Section author: Danielle J. Navarro and David R. Foxcroft


The key ideas discussed in this chapter are:

  • The χ² (chi-square) goodness-of-fit test is used when you have a table of observed frequencies of different categories, and the null hypothesis gives you a set of “known” probabilities to compare them to.
  • The χ² (chi-square) test of independence is used when you have a contingency table (cross-tabulation) of two categorical variables. The null hypothesis is that there is no relationship or association between the variables.
  • Effect size for a contingency table can be measured in several ways.

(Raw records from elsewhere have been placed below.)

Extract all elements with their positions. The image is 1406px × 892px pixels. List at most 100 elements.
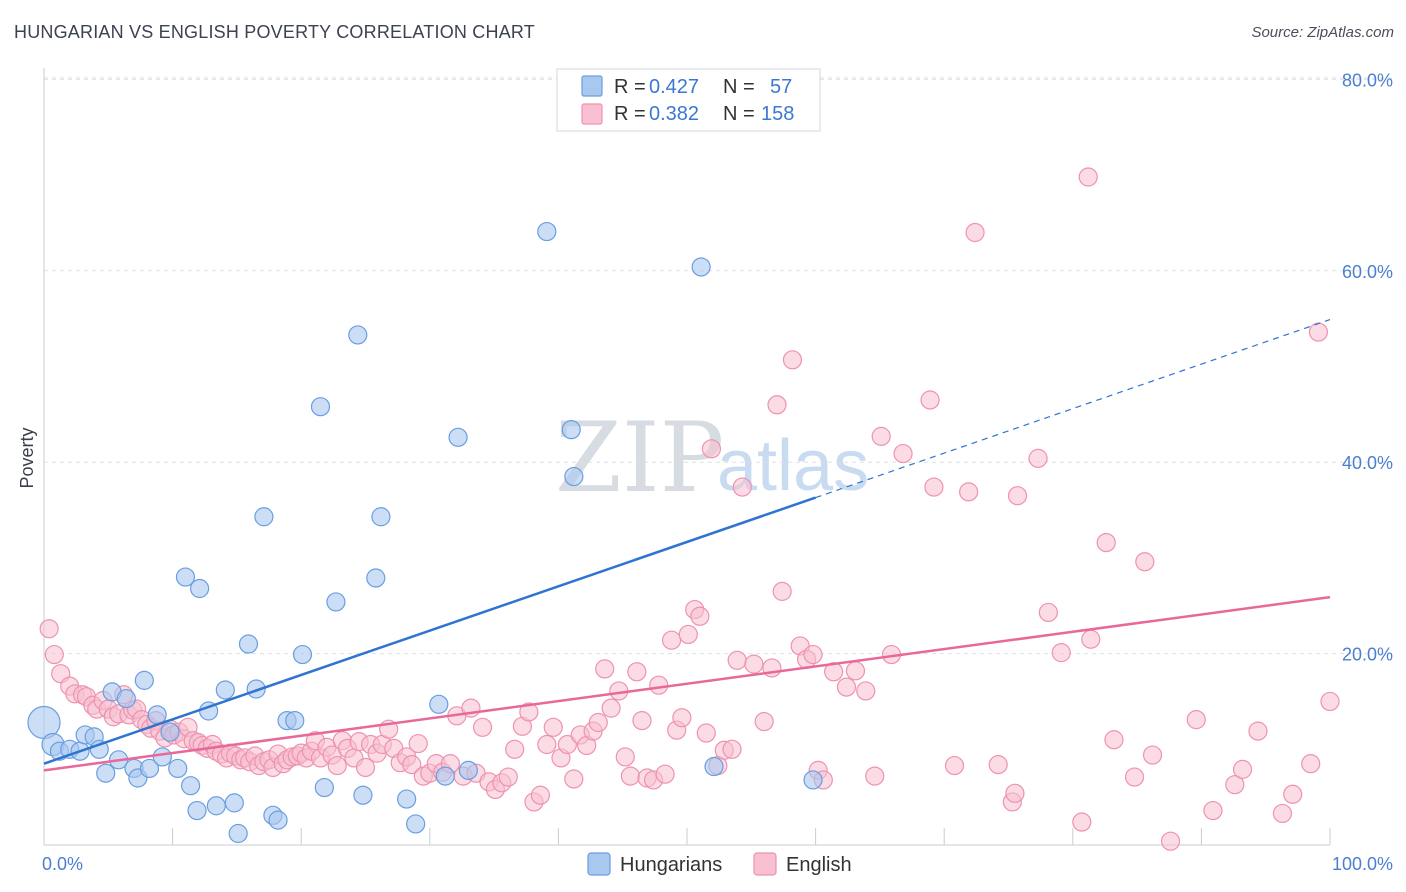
english-point-95 — [557, 734, 578, 755]
english-point-115 — [678, 624, 698, 645]
y-tick-label-2: 60.0% — [1342, 262, 1393, 282]
x-tick-label-1: 100.0% — [1332, 854, 1393, 874]
english-point-0 — [39, 619, 59, 639]
hungarian-point-48 — [448, 427, 468, 447]
hungarian-point-41 — [353, 785, 373, 805]
english-point-112 — [661, 630, 682, 650]
bottom-legend-hungarians-swatch — [587, 852, 611, 876]
hungarian-point-31 — [254, 507, 274, 527]
english-point-124 — [732, 477, 752, 497]
bottom-legend-hungarians-label: Hungarians — [620, 854, 722, 876]
hungarian-point-17 — [152, 747, 172, 767]
source-credit: Source: ZipAtlas.com — [1251, 24, 1394, 41]
english-point-166 — [1203, 800, 1223, 821]
english-point-96 — [564, 769, 584, 789]
english-point-165 — [1186, 710, 1206, 730]
english-point-164 — [1160, 831, 1181, 851]
english-point-137 — [836, 677, 857, 697]
hungarian-point-8 — [96, 763, 116, 783]
legend-hungarians-n-value: 57 — [770, 76, 792, 98]
hungarian-point-11 — [116, 688, 136, 709]
english-point-130 — [782, 350, 803, 370]
english-point-106 — [627, 662, 647, 682]
hungarian-point-42 — [366, 568, 386, 588]
english-point-93 — [543, 717, 563, 737]
hungarians-trend-extension — [815, 319, 1331, 499]
hungarian-point-37 — [310, 397, 331, 417]
english-point-147 — [959, 482, 979, 502]
hungarian-point-50 — [537, 221, 557, 242]
hungarian-point-23 — [190, 578, 210, 599]
hungarian-point-7 — [89, 739, 109, 759]
y-tick-label-1: 40.0% — [1342, 453, 1393, 473]
english-point-161 — [1124, 767, 1145, 787]
stats-legend: R = 0.427 N = 57 R = 0.382 N = 158 — [556, 68, 821, 132]
hungarian-point-26 — [215, 680, 235, 700]
hungarian-point-46 — [429, 694, 449, 714]
hungarian-point-14 — [134, 670, 154, 690]
english-point-156 — [1072, 812, 1092, 832]
english-point-162 — [1135, 552, 1155, 572]
hungarian-point-20 — [175, 567, 196, 587]
english-point-110 — [649, 675, 669, 695]
hungarian-point-54 — [704, 756, 724, 777]
hungarian-point-19 — [168, 758, 188, 779]
hungarian-point-28 — [228, 823, 248, 844]
english-point-148 — [965, 222, 985, 243]
hungarian-point-40 — [348, 325, 368, 345]
english-point-107 — [632, 710, 652, 731]
english-point-159 — [1096, 532, 1116, 553]
hungarian-point-55 — [803, 770, 823, 790]
english-point-125 — [744, 654, 764, 674]
hungarian-point-43 — [371, 507, 391, 527]
hungarian-point-15 — [139, 758, 160, 779]
hungarians-trend-line — [43, 496, 817, 765]
y-tick-label-3: 80.0% — [1342, 70, 1393, 90]
hungarian-point-36 — [292, 644, 313, 665]
english-point-58 — [327, 755, 347, 776]
english-point-1 — [44, 644, 64, 665]
chart-title: HUNGARIAN VS ENGLISH POVERTY CORRELATION… — [14, 22, 535, 42]
english-point-149 — [988, 755, 1008, 775]
hungarian-point-21 — [181, 776, 201, 796]
hungarian-point-29 — [238, 634, 259, 654]
hungarian-point-25 — [206, 796, 226, 816]
english-point-168 — [1232, 759, 1253, 779]
english-point-100 — [588, 712, 608, 733]
english-point-126 — [754, 711, 774, 732]
english-point-139 — [856, 681, 876, 701]
english-point-89 — [519, 702, 539, 722]
english-point-119 — [701, 439, 722, 459]
english-point-173 — [1272, 803, 1293, 824]
english-point-92 — [537, 734, 557, 755]
english-point-128 — [767, 395, 787, 415]
english-point-155 — [1051, 643, 1071, 663]
english-point-133 — [803, 644, 823, 665]
english-point-104 — [615, 747, 635, 767]
watermark-zip: ZIP — [555, 402, 724, 514]
english-point-170 — [1283, 784, 1303, 804]
english-point-146 — [944, 755, 965, 776]
english-point-87 — [505, 739, 525, 759]
series-legend: Hungarians English — [587, 852, 852, 876]
gridlines — [44, 77, 1392, 655]
legend-english-n-value: 158 — [761, 103, 794, 125]
hungarian-point-27 — [224, 793, 244, 813]
hungarian-point-49 — [458, 760, 478, 780]
hungarian-point-53 — [691, 257, 711, 277]
legend-english-swatch — [581, 103, 603, 125]
legend-english-r-label: R = — [614, 103, 646, 125]
english-point-160 — [1104, 730, 1124, 750]
hungarian-point-30 — [246, 679, 266, 699]
trend-lines — [43, 319, 1331, 772]
english-point-72 — [408, 733, 428, 754]
english-point-122 — [722, 739, 742, 759]
y-tick-label-0: 20.0% — [1342, 645, 1393, 665]
english-point-144 — [920, 390, 940, 410]
legend-english-r-value: 0.382 — [649, 103, 699, 125]
english-point-174 — [1301, 754, 1321, 774]
english-point-152 — [1007, 486, 1028, 506]
y-axis-label: Poverty — [17, 427, 37, 488]
y-tick-labels: 20.0% 40.0% 60.0% 80.0% — [1342, 70, 1393, 664]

In particular we noted the Cramér’s V statistic.
  • Both versions of the Pearson test rely on two assumptions: that the expected frequencies are sufficiently large, and that the observations are independent. The Fisher exact test can be used when the expected frequencies are small. The McNemar test can be used for some kinds of violations of independence.

If you’re interested in learning more about categorical data analysis a good first choice would be Agresti (2018) which, as the title suggests, provides an Introduction to Categorical Data Analysis. If the introductory book isn’t enough for you (or can’t solve the problem you’re working on) you could consider Agresti (2012), Categorical Data Analysis. The latter is a more advanced text, so it’s probably not wise to jump straight from this book to that one.